Interview with Francesco Risso
PROFILE
フランチェスコ・リッソ●イタリア・ジェノバ生まれ。2017-’18年秋冬コレクションより、「マルニ」のメンズとレディスのクリエイティブ・ディレクターに就任。物語のある独創的な世界観でマルニを牽引している。
photography: ©MARNI
不思議なことにこの危機は、
顧客との関係性を近づけてくれた
心を満たすために、絵を描くことに没頭していたフランチェスコ。「どこもかしこもキャンバスだらけで、床はひどい散らかりようだったな」
新型コロナウイルスが猛威をふるった欧州の中でも、特に深刻な状況下に置かれたイタリア。早い時期から封鎖に追い込まれる中、マルニのクリエイティブ・ディレクター、フランチェスコ・リッソが自宅でペインティングに打ち込む姿を、自身のインスタグラムで見たマルニファンも多いはずだ。
「悲劇とも思えるこの期間が、自分たちの心の奥深くに眠るマインドフルネス(気づき)を呼び覚まし、物づくりにおいても新しいアプローチのきっかけとなることを願っています。私にとってもチャレンジングではあるけれど、変化することはいつでも意味のあること。このようなかつて経験したことのない事態が、目的意識を持ったり自分たちの本質に立ち返ったりする誘因となったらいいと思うのです」
今回、クリエイティブ面からプロダクションに至るまで、今までのアプローチや手法の再考察を余儀なくされたというフランチェスコ。しかし、チームとのリモートワークは、この状況下においても最大限の効果を引き出せていると満足そうだ。
「私たちの結論は、私たちのテイラーや職人たち(そして彼らの家族たち)を必ず守っていかなければならないということ。なぜならブランドが今ここにあるのは彼らのおかげだからです。私たちが誰よりも強くこう感じているのは、イタリアがこの新型コロナウイルスによる大規模な打撃を受けたこと、そしてこの国が、テキスタイルをはじめファッション産業を担う中心地でもあるからこそ」と語る。
「私はイタリアのクラフツマンシップの力と、手仕事が生む洋服作りの尊い価値を信じているし、それを次へとつないでいかなければいけないと感じます。私たちは、人や物の本質に、さらに意識を傾けていくべきときなのです」
加えて、ブランドと顧客との関係性においても、人間性や心理的要求を大事にしていきたいと語る。
「不思議なことにパンデミックは、顧客との関係性をさらに近づけ、私たちが互いに共存していることを気づかせてくれました。今、商品よりさらに大事なのは、彼らの気持ちに寄り添い、信頼関係を築いていくことです」
イタリアが全土ロックダウンに踏み切る直前に発表された2月のミラノ・コレクション。ランウェイには、マルニのアーカイブ生地を使用した多様な素材と柄のパッチワークドレスやコートが登場した。

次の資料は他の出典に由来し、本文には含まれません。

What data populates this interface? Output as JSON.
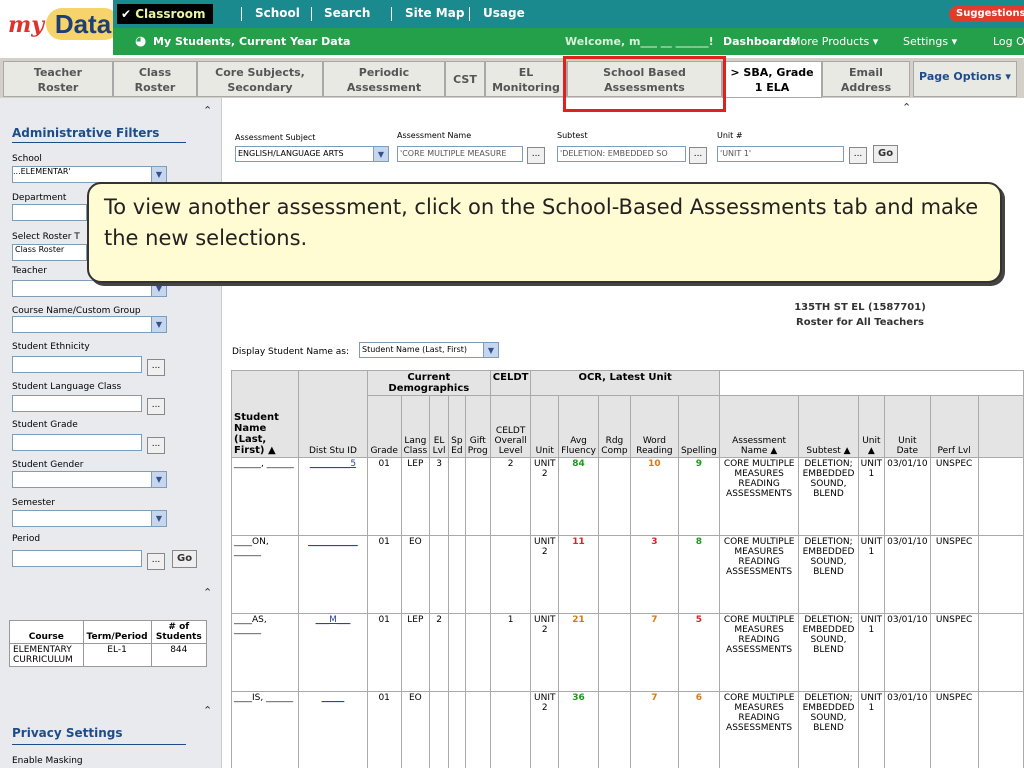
{
  "logo": {
    "my": "my",
    "data": "Data"
  },
  "top_nav": {
    "classroom": "Classroom",
    "school": "School",
    "search": "Search",
    "site_map": "Site Map",
    "usage": "Usage",
    "suggestions": "Suggestions"
  },
  "sub_nav": {
    "page_title": "My Students, Current Year Data",
    "welcome": "Welcome, m___ __ ______!",
    "dashboards": "Dashboards",
    "more_products": "More Products ▾",
    "settings": "Settings ▾",
    "logout": "Log Out"
  },
  "tabs": [
    {
      "l1": "Teacher",
      "l2": "Roster"
    },
    {
      "l1": "Class",
      "l2": "Roster"
    },
    {
      "l1": "Core Subjects,",
      "l2": "Secondary"
    },
    {
      "l1": "Periodic",
      "l2": "Assessment"
    },
    {
      "l1": "CST",
      "l2": ""
    },
    {
      "l1": "EL",
      "l2": "Monitoring"
    },
    {
      "l1": "School Based",
      "l2": "Assessments"
    },
    {
      "l1": "> SBA, Grade",
      "l2": "1 ELA"
    },
    {
      "l1": "Email",
      "l2": "Address"
    }
  ],
  "page_options": "Page Options ▾",
  "admin_filters": {
    "title": "Administrative Filters",
    "school_label": "School",
    "school_value": "...ELEMENTAR'",
    "department_label": "Department",
    "roster_type_label": "Select Roster T",
    "roster_type_value": "Class Roster",
    "teacher_label": "Teacher",
    "course_label": "Course Name/Custom Group",
    "ethnicity_label": "Student Ethnicity",
    "language_label": "Student Language Class",
    "grade_label": "Student Grade",
    "gender_label": "Student Gender",
    "semester_label": "Semester",
    "period_label": "Period",
    "go": "Go"
  },
  "course_table": {
    "headers": [
      "Course",
      "Term/Period",
      "# of Students"
    ],
    "rows": [
      [
        "ELEMENTARY CURRICULUM",
        "EL-1",
        "844"
      ]
    ]
  },
  "privacy": {
    "title": "Privacy Settings",
    "masking": "Enable Masking"
  },
  "assessment_filters": {
    "subject_label": "Assessment Subject",
    "subject_value": "ENGLISH/LANGUAGE ARTS",
    "name_label": "Assessment Name",
    "name_value": "'CORE MULTIPLE MEASURE",
    "subtest_label": "Subtest",
    "subtest_value": "'DELETION: EMBEDDED SO",
    "unit_label": "Unit #",
    "unit_value": "'UNIT 1'",
    "go": "Go"
  },
  "callout": "To view another assessment, click on the School-Based Assessments tab and make the new selections.",
  "roster_info": {
    "line1": "135TH ST EL (1587701)",
    "line2": "Roster for All Teachers"
  },
  "display_name": {
    "label": "Display Student Name as:",
    "value": "Student Name (Last, First)"
  },
  "grid": {
    "groups": [
      "Current Demographics",
      "CELDT",
      "OCR, Latest Unit"
    ],
    "headers": [
      "Student Name (Last, First) ▲",
      "Dist Stu ID",
      "Grade",
      "Lang Class",
      "EL Lvl",
      "Sp Ed",
      "Gift Prog",
      "CELDT Overall Level",
      "Unit",
      "Avg Fluency",
      "Rdg Comp",
      "Word Reading",
      "Spelling",
      "Assessment Name ▲",
      "Subtest ▲",
      "Unit ▲",
      "Unit Date",
      "Perf Lvl"
    ],
    "rows": [
      {
        "name": "______, ______",
        "id": "_________5",
        "grade": "01",
        "lang": "LEP",
        "el": "3",
        "celdt": "2",
        "unit": "UNIT 2",
        "fluency": "84",
        "fl_c": "g",
        "word": "10",
        "w_c": "o",
        "spell": "9",
        "s_c": "g"
      },
      {
        "name": "____ON, ______",
        "id": "___________",
        "grade": "01",
        "lang": "EO",
        "el": "",
        "celdt": "",
        "unit": "UNIT 2",
        "fluency": "11",
        "fl_c": "r",
        "word": "3",
        "w_c": "r",
        "spell": "8",
        "s_c": "g"
      },
      {
        "name": "____AS, ______",
        "id": "___M___",
        "grade": "01",
        "lang": "LEP",
        "el": "2",
        "celdt": "1",
        "unit": "UNIT 2",
        "fluency": "21",
        "fl_c": "o",
        "word": "7",
        "w_c": "o",
        "spell": "5",
        "s_c": "r"
      },
      {
        "name": "____IS, ______",
        "id": "_____",
        "grade": "01",
        "lang": "EO",
        "el": "",
        "celdt": "",
        "unit": "UNIT 2",
        "fluency": "36",
        "fl_c": "g",
        "word": "7",
        "w_c": "o",
        "spell": "6",
        "s_c": "o"
      }
    ],
    "assessment": "CORE MULTIPLE MEASURES READING ASSESSMENTS",
    "subtest": "DELETION; EMBEDDED SOUND, BLEND",
    "unit_col": "UNIT 1",
    "date": "03/01/10",
    "perf": "UNSPEC"
  }
}
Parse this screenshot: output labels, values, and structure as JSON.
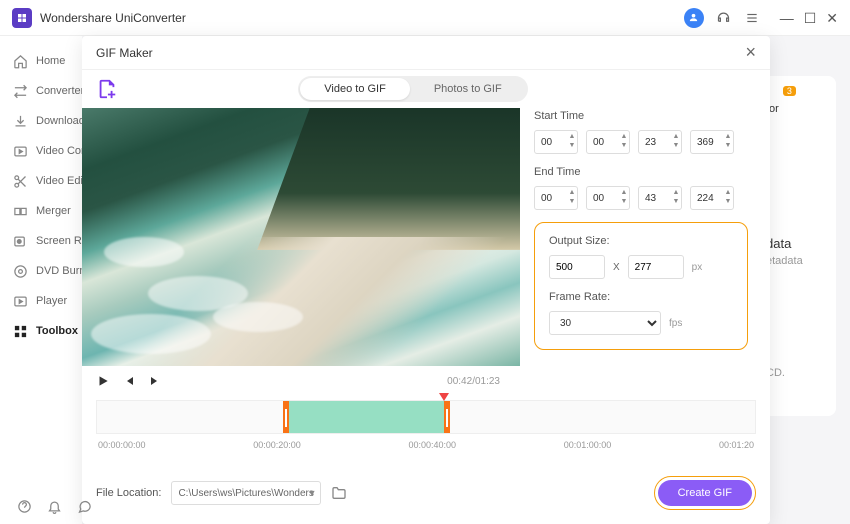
{
  "app": {
    "title": "Wondershare UniConverter"
  },
  "sidebar": {
    "items": [
      {
        "label": "Home"
      },
      {
        "label": "Converter"
      },
      {
        "label": "Downloader"
      },
      {
        "label": "Video Compressor"
      },
      {
        "label": "Video Editor"
      },
      {
        "label": "Merger"
      },
      {
        "label": "Screen Recorder"
      },
      {
        "label": "DVD Burner"
      },
      {
        "label": "Player"
      },
      {
        "label": "Toolbox"
      }
    ]
  },
  "bg": {
    "title": "tor",
    "badge": "3",
    "meta1": "data",
    "meta2": "etadata",
    "meta3": "CD."
  },
  "modal": {
    "title": "GIF Maker",
    "tabs": {
      "video": "Video to GIF",
      "photos": "Photos to GIF"
    },
    "player": {
      "current": "00:42",
      "total": "01:23"
    },
    "start": {
      "label": "Start Time",
      "h": "00",
      "m": "00",
      "s": "23",
      "ms": "369"
    },
    "end": {
      "label": "End Time",
      "h": "00",
      "m": "00",
      "s": "43",
      "ms": "224"
    },
    "output": {
      "label": "Output Size:",
      "w": "500",
      "x": "X",
      "h": "277",
      "unit": "px"
    },
    "frame": {
      "label": "Frame Rate:",
      "value": "30",
      "unit": "fps"
    },
    "ticks": [
      "00:00:00:00",
      "00:00:20:00",
      "00:00:40:00",
      "00:01:00:00",
      "00:01:20"
    ],
    "file": {
      "label": "File Location:",
      "path": "C:\\Users\\ws\\Pictures\\Wonders"
    },
    "create": "Create GIF"
  }
}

「その価値をさらに高めるために素材を再生し、新しいピースをリクリエイトしたのです」というコレクションは、余剰素材の循環を、マルニらしいやり方で追求したものだった。それがブランドの未来を見据えたコレクションであったことは、次のフランチェスコの言葉からもよくわかる。
「ファッションは、失われつつある伝統的クラフツマンシップと環境問題に配慮しながら、サステイナブルなビジネスを進めていくことが可能だと思う」
ニューノーマルな未来へ向けた展望を尋ねると、彼が作り出した「レトロ」と「エボリューション」をミックスした造語を交えてこう答えてくれた。
「私は“レトロボリューション(Retrovolution)”というコンセプトを大事にしています。過去から学んだ伝統と、それを超えていく意識のことです。これからも、伝統的なクラフツマンシップを取り入れながらクリエーションを続けたい。今まで以上に、自分たちの創造力を信じるときが来たのだから」
“描くことの創造性”こそがフランチェスコにとって美しいもの。ロックダウン中、自宅の壁一面もペイントした。描き続けることが、次なるクリエーションへつながっていく。